Just last week we had one of our niche sites out of the blue get a huge jump in Google traffic. I’ll probably write about that later, but for this article it’s enough to know that our fairly average daily pageviews went from about 1,700 on Jan 5, 2016 to 2,600 on Jan. 6. A roughly 50% increase in traffic overnight.
The site had been ramping up in traffic consistently over the past year as we slowly added more and more content but this jump was pretty cool. It was exciting but also turned out to be a bit of a learning experience.
This niche site, like most of our others is an affiliate site. We had known for quite a while that the site wasn’t converting the way we’d like. Part of the reason for this is that some of the keywords that drive traffic to the site tend to drive ‘tirekickers’ and we also get over 45% of our traffic from outside the US and Canada, who are much more unlikely to purchase the products. Still, we know there is room for improvement. Always is.
So when the jump in traffic came, I figured it was time to see if there was some way to better cash in on this unexpected boost. I remembered I had installed this heatmap app quite a while ago but honestly had had a hard time getting it to run and had forgotten about it. I guess whatever problems I had running it were resolved by this time as when I opened it, it ran perfectly and gave me a heatmap for the site similar to the one below (no, this isn’t our site)
What the heatmap shows is where your visitors are clicking, right down to the general area. For instance, we have a banner in the side bar advertising one of the products we promote on the site. The banner has an ‘order now’ icon in it, though it is part of main image itself. Amazingly, almost all people that clicked on that banner according to the heatmap stats clicked on this button that doesn’t really exist. Surprised the heck out of me.
How it Works
I’m not an expert on this plugin by any means but as far as I can tell, this is how it works. On the free version – which we used, it allows you to choose up to five pages to record. Then you give it some time to record clicks on the site and it builds up a heatmap. When you are on your site and logged into the admin panel in WordPress, go to your home page (or whatever pages you have set to record) and it will show you a heatmap like you see above. If you don’t see it, click on the heatmap link on the top control bar and it will ask you to login and then show you the heatmap. As near as I can tell, if you have a low traffic site it will take longer to build up the map. Maybe that’s why it didn’t work for me when I first installed it – I didn’t give it time.
Let’s get to the point
What I saw when looking at the heatmap for this site is that we had a large box advertising another page from the site on the home page which was taking up a big chunk of real estate above the fold and was getting very little traffic to it. It was pretty easy to realize at that point that the box had to go. Space above the fold is precious and valuable and it was pretty easy to see that this was a waste of space. I rejigged the home page a bit, removed the box in question and added links to the articles I knew people were looking at the most. So far, I have only modified the home page which actually only accounts for 25% of entries to the site. While the results weren’t jaw dropping, they were noticeable. And the changes took me all of 20 minutes – less time than to write this article.

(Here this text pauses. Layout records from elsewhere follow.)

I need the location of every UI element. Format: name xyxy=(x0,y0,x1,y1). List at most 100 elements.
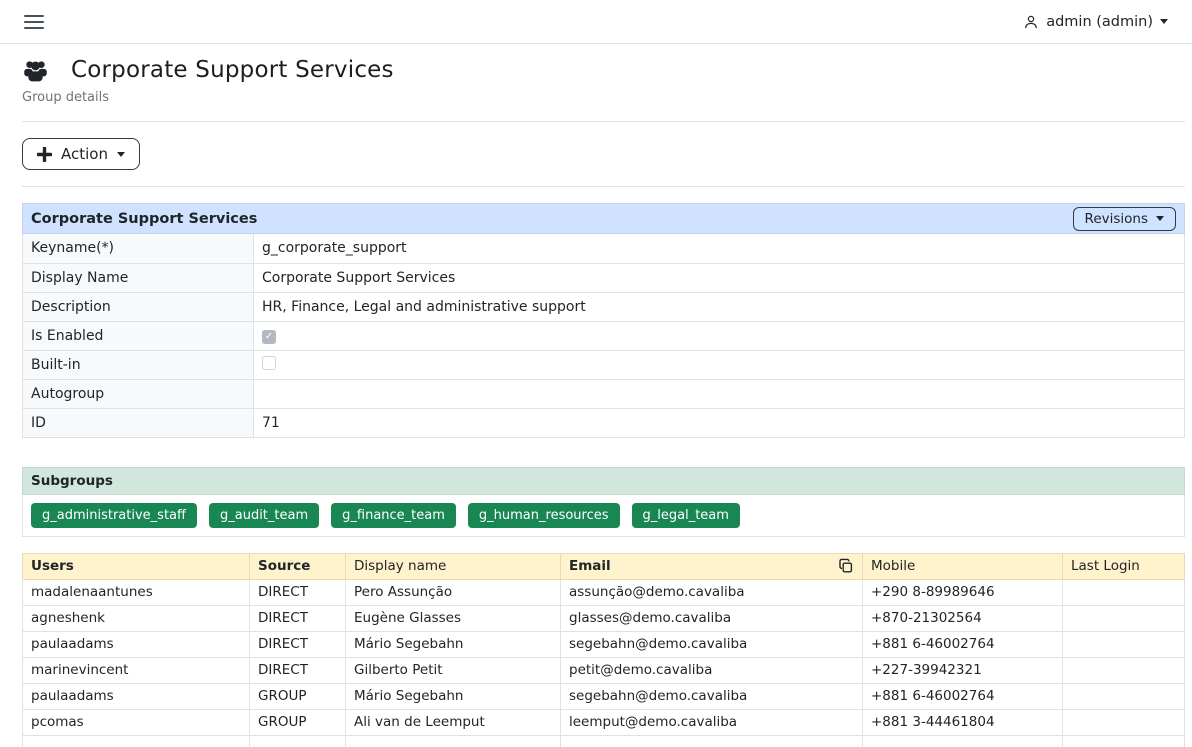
field-label: Keyname(*) xyxy=(23,234,254,263)
topbar: admin (admin) xyxy=(0,0,1192,44)
field-label: Display Name xyxy=(23,263,254,292)
cell-last-login xyxy=(1063,605,1185,631)
cell-email: segebahn@demo.cavaliba xyxy=(561,683,863,709)
col-header-display-name: Display name xyxy=(346,553,561,579)
field-value: HR, Finance, Legal and administrative su… xyxy=(254,292,1185,321)
cell-last-login xyxy=(1063,709,1185,735)
field-label: Built-in xyxy=(23,350,254,379)
action-button-label: Action xyxy=(61,145,108,163)
cell-source: GROUP xyxy=(250,683,346,709)
subgroup-badge[interactable]: g_human_resources xyxy=(468,503,620,528)
field-value: g_corporate_support xyxy=(254,234,1185,263)
person-icon xyxy=(1023,14,1039,30)
cell-username: marinevincent xyxy=(23,657,250,683)
users-section: Users Source Display name Email Mo xyxy=(22,553,1185,747)
field-value: 71 xyxy=(254,408,1185,437)
chevron-down-icon xyxy=(1160,19,1168,24)
cell-mobile: +881 6-46002764 xyxy=(863,683,1063,709)
user-menu-label: admin (admin) xyxy=(1046,14,1153,30)
subgroup-badge[interactable]: g_audit_team xyxy=(209,503,319,528)
field-label: ID xyxy=(23,408,254,437)
user-row[interactable]: paulaadams DIRECT Mário Segebahn segebah… xyxy=(23,631,1185,657)
cell-email: assunção@demo.cavaliba xyxy=(561,579,863,605)
cell-display-name: Mário Segebahn xyxy=(346,631,561,657)
cell-username: paulaadams xyxy=(23,683,250,709)
subgroups-list: g_administrative_staff g_audit_team g_fi… xyxy=(22,495,1185,537)
field-row-keyname: Keyname(*) g_corporate_support xyxy=(23,234,1185,263)
field-row-built-in: Built-in xyxy=(23,350,1185,379)
field-row-display-name: Display Name Corporate Support Services xyxy=(23,263,1185,292)
copy-icon[interactable] xyxy=(838,558,854,574)
user-row[interactable]: paulaadams GROUP Mário Segebahn segebahn… xyxy=(23,683,1185,709)
subgroup-badge[interactable]: g_administrative_staff xyxy=(31,503,197,528)
cell-source: DIRECT xyxy=(250,657,346,683)
cell-username: madalenaantunes xyxy=(23,579,250,605)
user-menu[interactable]: admin (admin) xyxy=(1023,14,1168,30)
field-value xyxy=(254,379,1185,408)
subgroup-badge[interactable]: g_finance_team xyxy=(331,503,456,528)
cell-source: DIRECT xyxy=(250,631,346,657)
cell-username: pcomas xyxy=(23,709,250,735)
is-enabled-checkbox: ✓ xyxy=(262,330,276,344)
field-label: Autogroup xyxy=(23,379,254,408)
user-row[interactable]: madalenaantunes DIRECT Pero Assunção ass… xyxy=(23,579,1185,605)
cell-display-name: Gilberto Petit xyxy=(346,657,561,683)
revisions-button[interactable]: Revisions xyxy=(1073,207,1176,231)
divider xyxy=(22,186,1185,187)
user-row-partial xyxy=(23,735,1185,747)
subgroup-badge[interactable]: g_legal_team xyxy=(632,503,740,528)
col-header-users: Users xyxy=(23,553,250,579)
cell-last-login xyxy=(1063,579,1185,605)
chevron-down-icon xyxy=(117,152,125,157)
cell-mobile: +881 6-46002764 xyxy=(863,631,1063,657)
cell-last-login xyxy=(1063,657,1185,683)
group-panel-title: Corporate Support Services xyxy=(31,211,257,227)
user-row[interactable]: marinevincent DIRECT Gilberto Petit peti… xyxy=(23,657,1185,683)
cell-mobile: +870-21302564 xyxy=(863,605,1063,631)
cell-source: GROUP xyxy=(250,709,346,735)
cell-mobile: +881 3-44461804 xyxy=(863,709,1063,735)
cell-display-name: Pero Assunção xyxy=(346,579,561,605)
group-users-icon xyxy=(22,58,49,83)
group-panel-header: Corporate Support Services Revisions xyxy=(22,203,1185,234)
cell-display-name: Eugène Glasses xyxy=(346,605,561,631)
col-header-email-label: Email xyxy=(569,558,611,574)
group-fields-table: Keyname(*) g_corporate_support Display N… xyxy=(22,234,1185,438)
cell-email: glasses@demo.cavaliba xyxy=(561,605,863,631)
revisions-button-label: Revisions xyxy=(1085,211,1148,227)
page-subtitle: Group details xyxy=(22,90,1185,105)
cell-last-login xyxy=(1063,683,1185,709)
cell-email: leemput@demo.cavaliba xyxy=(561,709,863,735)
field-value: Corporate Support Services xyxy=(254,263,1185,292)
cell-source: DIRECT xyxy=(250,605,346,631)
cell-display-name: Ali van de Leemput xyxy=(346,709,561,735)
cell-email: segebahn@demo.cavaliba xyxy=(561,631,863,657)
cell-username: agneshenk xyxy=(23,605,250,631)
cell-last-login xyxy=(1063,631,1185,657)
cell-mobile: +227-39942321 xyxy=(863,657,1063,683)
plus-icon xyxy=(37,147,52,162)
hamburger-menu-icon[interactable] xyxy=(24,11,44,33)
col-header-mobile: Mobile xyxy=(863,553,1063,579)
user-row[interactable]: pcomas GROUP Ali van de Leemput leemput@… xyxy=(23,709,1185,735)
subgroups-panel: Subgroups g_administrative_staff g_audit… xyxy=(22,467,1185,537)
subgroups-title: Subgroups xyxy=(31,473,113,489)
user-row[interactable]: agneshenk DIRECT Eugène Glasses glasses@… xyxy=(23,605,1185,631)
col-header-last-login: Last Login xyxy=(1063,553,1185,579)
cell-display-name: Mário Segebahn xyxy=(346,683,561,709)
col-header-email: Email xyxy=(561,553,863,579)
group-details-panel: Corporate Support Services Revisions Key… xyxy=(22,203,1185,438)
field-label: Is Enabled xyxy=(23,321,254,350)
subgroups-header: Subgroups xyxy=(22,467,1185,495)
chevron-down-icon xyxy=(1156,216,1164,221)
action-button[interactable]: Action xyxy=(22,138,140,170)
cell-source: DIRECT xyxy=(250,579,346,605)
page-header: Corporate Support Services xyxy=(22,57,1185,83)
field-row-description: Description HR, Finance, Legal and admin… xyxy=(23,292,1185,321)
cell-username: paulaadams xyxy=(23,631,250,657)
cell-mobile: +290 8-89989646 xyxy=(863,579,1063,605)
col-header-source: Source xyxy=(250,553,346,579)
field-row-autogroup: Autogroup xyxy=(23,379,1185,408)
field-row-is-enabled: Is Enabled ✓ xyxy=(23,321,1185,350)
users-table: Users Source Display name Email Mo xyxy=(22,553,1185,747)
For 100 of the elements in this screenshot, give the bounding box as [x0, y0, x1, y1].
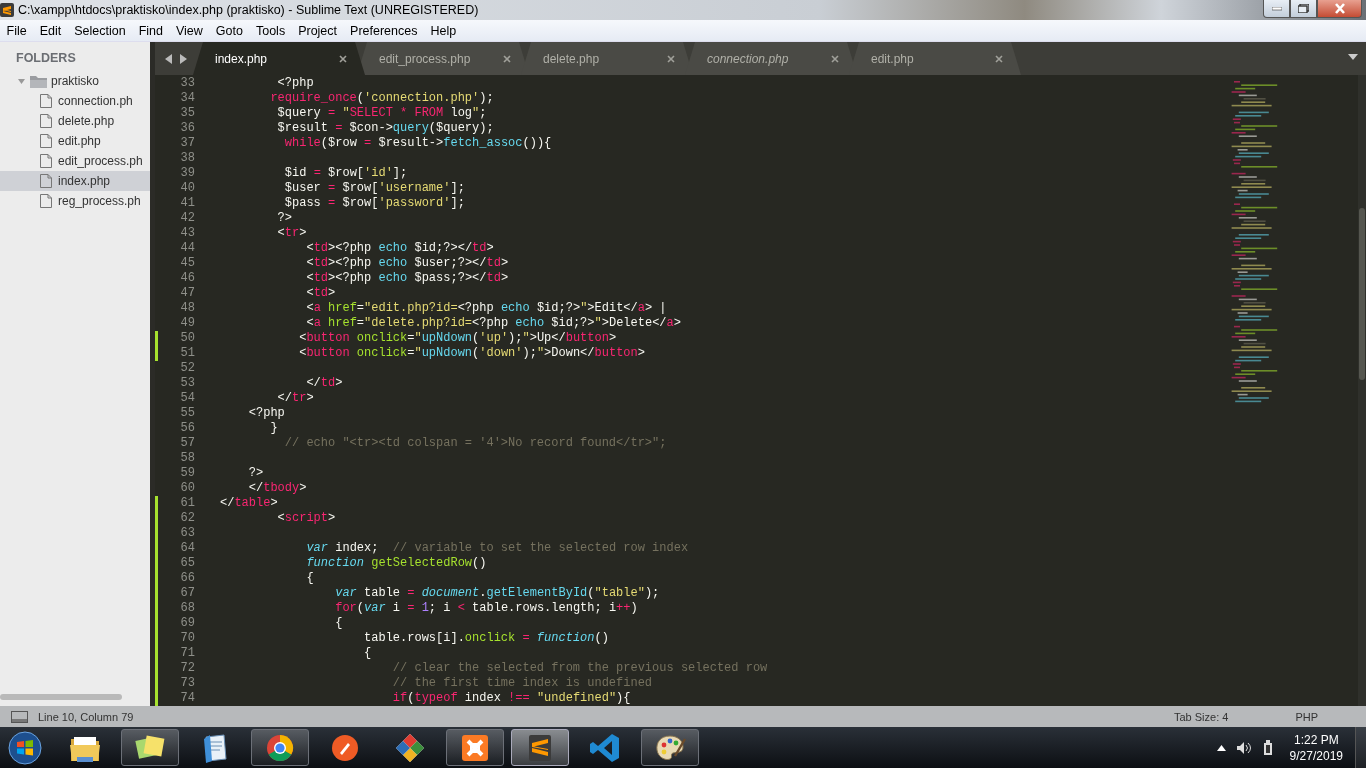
line-number: 57	[179, 436, 195, 451]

It’s been less than a week at this point, but by making these changes I was able to:
- Increase pageviews by 0.2 per session. It seems like a small increase, but at 30,000 sessions / month an extra 0.2 pageviews per session equals another 6,000 pageviews.
- Increase session duration by 8 – 12 seconds. Again, doesn’t seem like much but when our average duration was at 1:04 that is a good percentage.
- Decrease bounce rate by almost 4%. Not huge, but all things considered it’s a good start. The site’s bounce rate has been slowly creeping up from around 68% at the start of 2015 to 74% by the end of the year. This decrease gets us back just below 70% which like I said is a good start.
Did the changes we made increase our sales? That’s really hard to say but I think it helped a little. But the payoff is in the long run in my opinion. Google wants to see sites that retain user interest, that have lower bounce rates and higher session duration than their peers. In time, better metrics like these will show Google that you are the better choice to send traffic to and that in turn will increase your search engine rankings. Small improvements made over time and patience to see the outcome are the key.